GM is bringing Google Gemini-powered AI assistant to cars in 2026 

GM Shoves Google’s Gemini AI into Cars – Because Apparently Human Drivers Weren’t Annoying Enough

Oh bloody fantastic. GM’s decided that what cars really need in 2026 isn’t better engines, longer range, or fewer recalls — nope — it’s a chatty little Google Gemini AI squatting in your dashboard. Because clearly, nothing says “safety and convenience” like another smug voice assistant listening to you swear at traffic and then offering to schedule your next oil change like some digital butler that’s way too proud of itself.

So here’s the pitch: GM is baking Google’s Gemini (yeah, that shiny new “can do anything” AI) right into its vehicles. It’ll do “personalized experiences” — which is marketing-speak for “it’ll know how late you are for work and still try to sell you coffee near the next exit.” It’ll sync your Google account, take voice commands, handle navigation, bad jokes, and probably judge your music taste while it’s at it.

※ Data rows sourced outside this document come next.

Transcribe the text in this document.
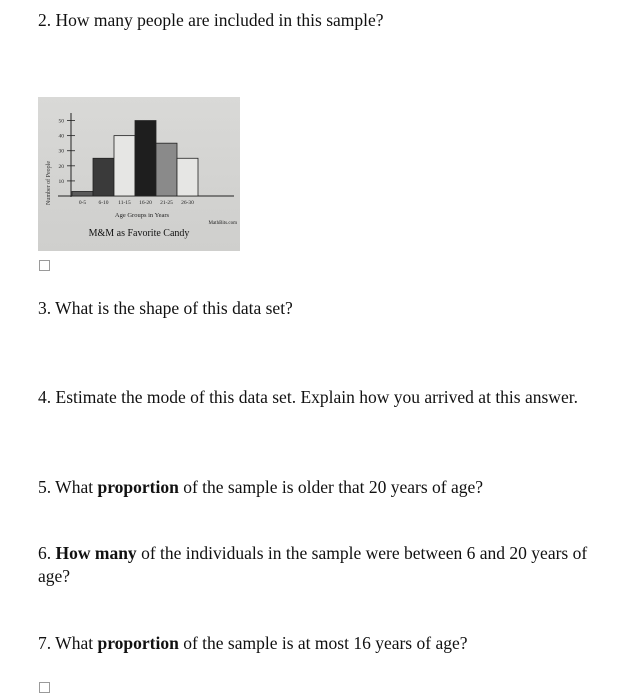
2. How many people are included in this sample?

Number of People 10
20
30
40
50
0-5 6-10 11-15 16-20 21-25 26-30
Age Groups in Years
MathBits.com
M&M as Favorite Candy

3. What is the shape of this data set?

4. Estimate the mode of this data set. Explain how you arrived at this answer.

5. What proportion of the sample is older that 20 years of age?

6. How many of the individuals in the sample were between 6 and 20 years of age?

7. What proportion of the sample is at most 16 years of age?
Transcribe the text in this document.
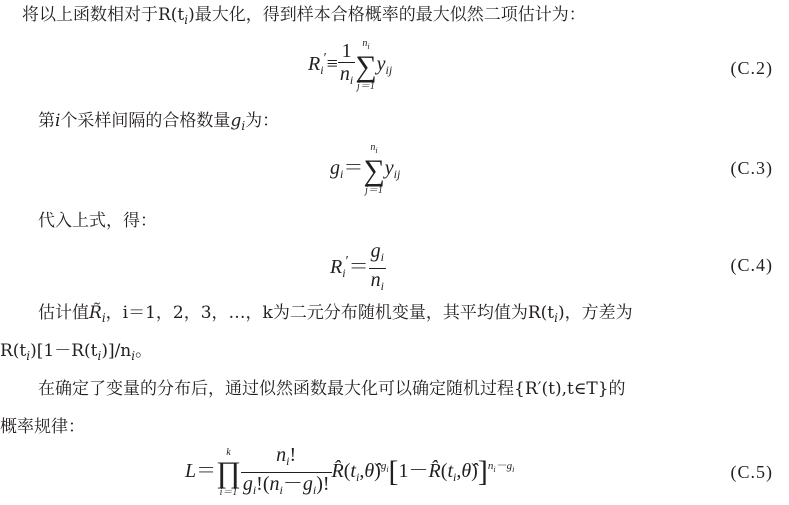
将以上函数相对于$R(t_i)$最大化，得到样本合格概率的最大似然二项估计为：
$R_i'\equiv \frac{1}{n_i} n_i$
∑
j＝1
$y_{ij}$	(C.2)
第i个采样间隔的合格数量$g_i$为：
$g_i=$
$n_i$
∑
j＝1
$y_{ij}$	(C.3)
代入上式，得：
$R_i'= \frac{g_i}{n_i}$	(C.4)
估计值$R̃_i$，i＝1，2，3，…，k为二元分布随机变量，其平均值为$R(t_i)$，方差为
$R(t_i)[1-R(t_i)]/n_i$。
在确定了变量的分布后，通过似然函数最大化可以确定随机过程{R′(t),t∈T}的
概率规律：
L＝
k
∏
$i=1 \frac{n_i!}{g_i!(n_i-g_i)!}$ $R̂(t_i,\thetâ)^{g_i}[1-R̂(t_i,\thetâ)]^{n_i-g_i}$	(C.5)
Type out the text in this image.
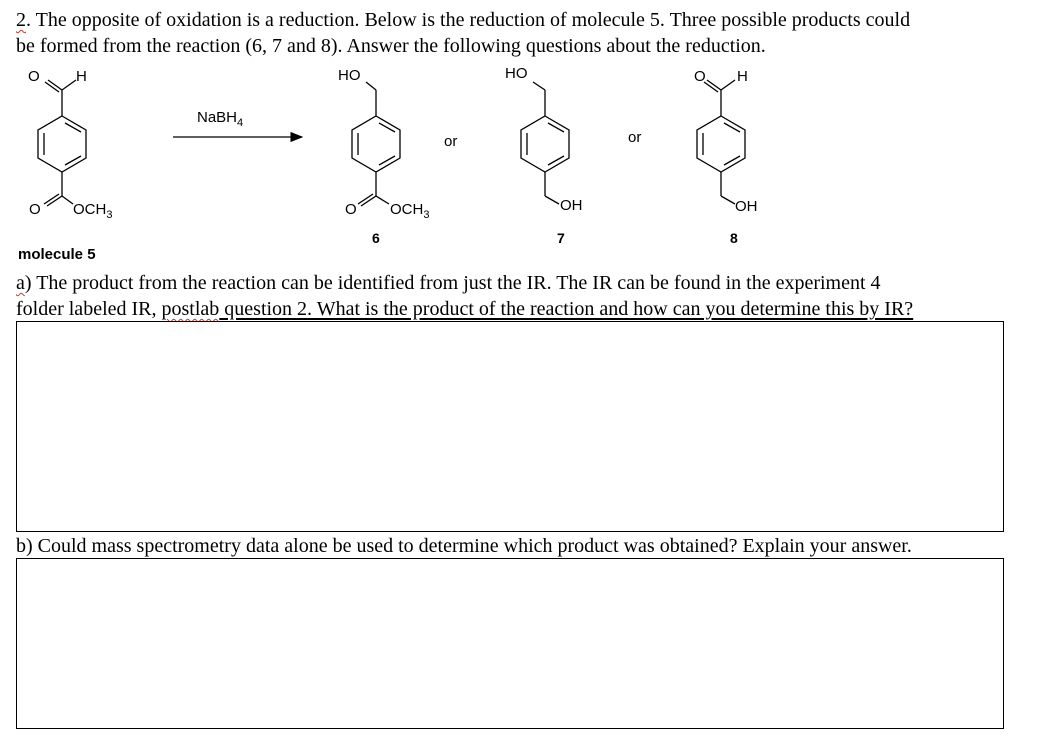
2. The opposite of oxidation is a reduction. Below is the reduction of molecule 5. Three possible products could

be formed from the reaction (6, 7 and 8). Answer the following questions about the reduction.

O H
O $OCH_3$
NaBH$_4$
HO
O $OCH_3$
or
HO
OH
or
O H
OH
6	7	8

molecule 5

a) The product from the reaction can be identified from just the IR. The IR can be found in the experiment 4

folder labeled IR, postlab question 2. What is the product of the reaction and how can you determine this by IR?

b) Could mass spectrometry data alone be used to determine which product was obtained? Explain your answer.
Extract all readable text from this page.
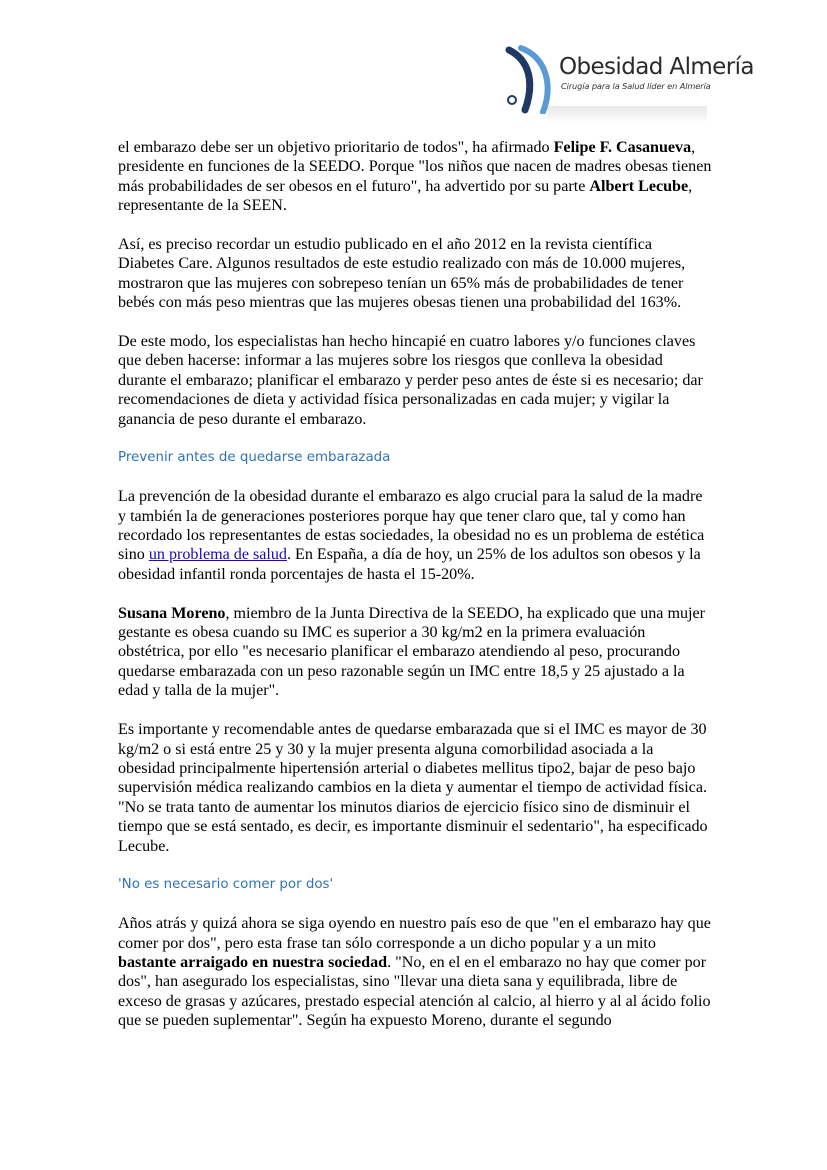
Obesidad Almería
Cirugía para la Salud líder en Almería

el embarazo debe ser un objetivo prioritario de todos", ha afirmado Felipe F. Casanueva, presidente en funciones de la SEEDO. Porque "los niños que nacen de madres obesas tienen más probabilidades de ser obesos en el futuro", ha advertido por su parte Albert Lecube, representante de la SEEN.

Así, es preciso recordar un estudio publicado en el año 2012 en la revista científica Diabetes Care. Algunos resultados de este estudio realizado con más de 10.000 mujeres, mostraron que las mujeres con sobrepeso tenían un 65% más de probabilidades de tener bebés con más peso mientras que las mujeres obesas tienen una probabilidad del 163%.

De este modo, los especialistas han hecho hincapié en cuatro labores y/o funciones claves que deben hacerse: informar a las mujeres sobre los riesgos que conlleva la obesidad durante el embarazo; planificar el embarazo y perder peso antes de éste si es necesario; dar recomendaciones de dieta y actividad física personalizadas en cada mujer; y vigilar la ganancia de peso durante el embarazo.

Prevenir antes de quedarse embarazada

La prevención de la obesidad durante el embarazo es algo crucial para la salud de la madre y también la de generaciones posteriores porque hay que tener claro que, tal y como han recordado los representantes de estas sociedades, la obesidad no es un problema de estética sino un problema de salud. En España, a día de hoy, un 25% de los adultos son obesos y la obesidad infantil ronda porcentajes de hasta el 15-20%.

Susana Moreno, miembro de la Junta Directiva de la SEEDO, ha explicado que una mujer gestante es obesa cuando su IMC es superior a 30 kg/m2 en la primera evaluación obstétrica, por ello "es necesario planificar el embarazo atendiendo al peso, procurando quedarse embarazada con un peso razonable según un IMC entre 18,5 y 25 ajustado a la edad y talla de la mujer".

Es importante y recomendable antes de quedarse embarazada que si el IMC es mayor de 30 kg/m2 o si está entre 25 y 30 y la mujer presenta alguna comorbilidad asociada a la obesidad principalmente hipertensión arterial o diabetes mellitus tipo2, bajar de peso bajo supervisión médica realizando cambios en la dieta y aumentar el tiempo de actividad física. "No se trata tanto de aumentar los minutos diarios de ejercicio físico sino de disminuir el tiempo que se está sentado, es decir, es importante disminuir el sedentario", ha especificado Lecube.

'No es necesario comer por dos'

Años atrás y quizá ahora se siga oyendo en nuestro país eso de que "en el embarazo hay que comer por dos", pero esta frase tan sólo corresponde a un dicho popular y a un mito bastante arraigado en nuestra sociedad. "No, en el en el embarazo no hay que comer por dos", han asegurado los especialistas, sino "llevar una dieta sana y equilibrada, libre de exceso de grasas y azúcares, prestado especial atención al calcio, al hierro y al al ácido folio que se pueden suplementar". Según ha expuesto Moreno, durante el segundo
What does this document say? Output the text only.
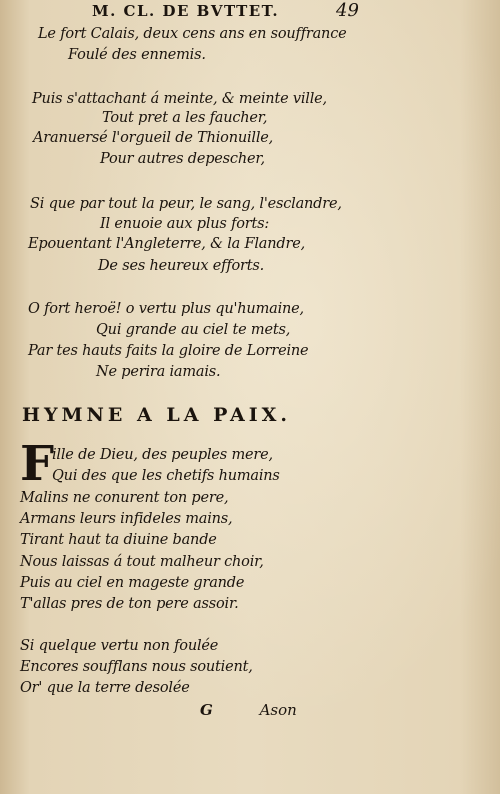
M. CL. DE BVTTET.	49
Le fort Calais, deux cens ans en souffrance
Foulé des ennemis.
Puis s'attachant á meinte, & meinte ville,
Tout pret a les faucher,
Aranuersé l'orgueil de Thionuille,
Pour autres depescher,
Si que par tout la peur, le sang, l'esclandre,
Il enuoie aux plus forts:
Epouentant l'Angleterre, & la Flandre,
De ses heureux efforts.
O fort heroë! o vertu plus qu'humaine,
Qui grande au ciel te mets,
Par tes hauts faits la gloire de Lorreine
Ne perira iamais.
HYMNE A LA PAIX.
F
ille de Dieu, des peuples mere,
Qui des que les chetifs humains
Malins ne conurent ton pere,
Armans leurs infideles mains,
Tirant haut ta diuine bande
Nous laissas á tout malheur choir,
Puis au ciel en mageste grande
T'allas pres de ton pere assoir.
Si quelque vertu non foulée
Encores soufflans nous soutient,
Or' que la terre desolée
G	Ason
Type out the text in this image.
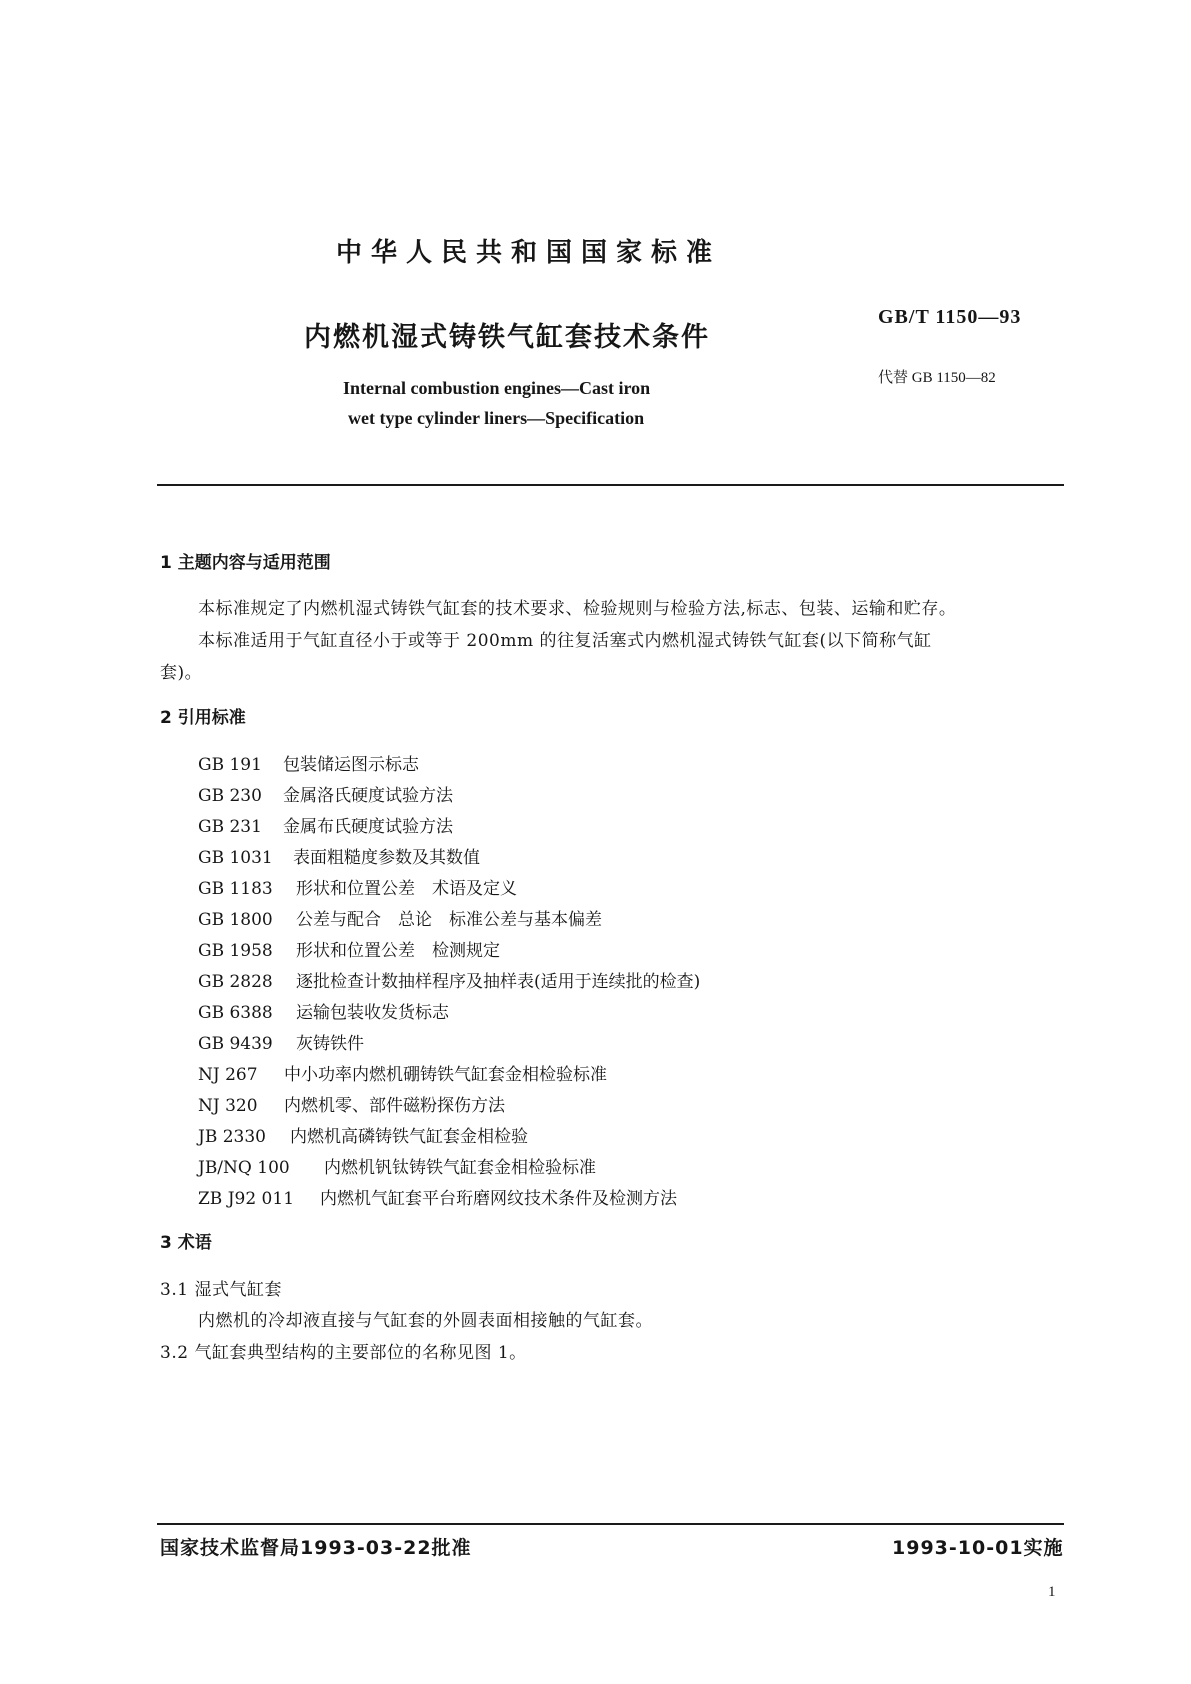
中华人民共和国国家标准
内燃机湿式铸铁气缸套技术条件
Internal combustion engines—Cast iron
wet type cylinder liners—Specification
GB/T 1150—93
代替 GB 1150—82
1 主题内容与适用范围
本标准规定了内燃机湿式铸铁气缸套的技术要求、检验规则与检验方法,标志、包装、运输和贮存。
本标准适用于气缸直径小于或等于 200mm 的往复活塞式内燃机湿式铸铁气缸套(以下简称气缸
套)。
2 引用标准
GB 191 包装储运图示标志
GB 230 金属洛氏硬度试验方法
GB 231 金属布氏硬度试验方法
GB 1031 表面粗糙度参数及其数值
GB 1183 形状和位置公差　术语及定义
GB 1800 公差与配合　总论　标准公差与基本偏差
GB 1958 形状和位置公差　检测规定
GB 2828 逐批检查计数抽样程序及抽样表(适用于连续批的检查)
GB 6388 运输包装收发货标志
GB 9439 灰铸铁件
NJ 267 中小功率内燃机硼铸铁气缸套金相检验标准
NJ 320 内燃机零、部件磁粉探伤方法
JB 2330 内燃机高磷铸铁气缸套金相检验
JB/NQ 100 内燃机钒钛铸铁气缸套金相检验标准
ZB J92 011 内燃机气缸套平台珩磨网纹技术条件及检测方法
3 术语
3.1 湿式气缸套
内燃机的冷却液直接与气缸套的外圆表面相接触的气缸套。
3.2 气缸套典型结构的主要部位的名称见图 1。
国家技术监督局1993-03-22批准	1993-10-01实施
1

GM swears it’s all about “safety and innovation.” Translation: “We need a reason to justify bumping prices again.” The cars will apparently learn your habits — which means your damn SUV will know you better than your partner. Yeah, that’s not creepy at all. Next thing you know, it’ll start suggesting therapy sessions after it listens to you shout at your boss on Bluetooth.

So, hooray. The future of driving is a rolling surveillance system with overly polite AI tones pretending to be helpful while quietly feeding your secrets back to the mothership in Mountain View.

Source: TechCrunch

Reminds me of the time my coworker thought hooking Alexa into our server room would be “efficient.” Yeah, efficient at broadcasting uptime stats to Jeff Bezos. That went well until she started ordering HDMI cables on her own “to optimize workflow.” Pulled the plug faster than you can say “data breach.”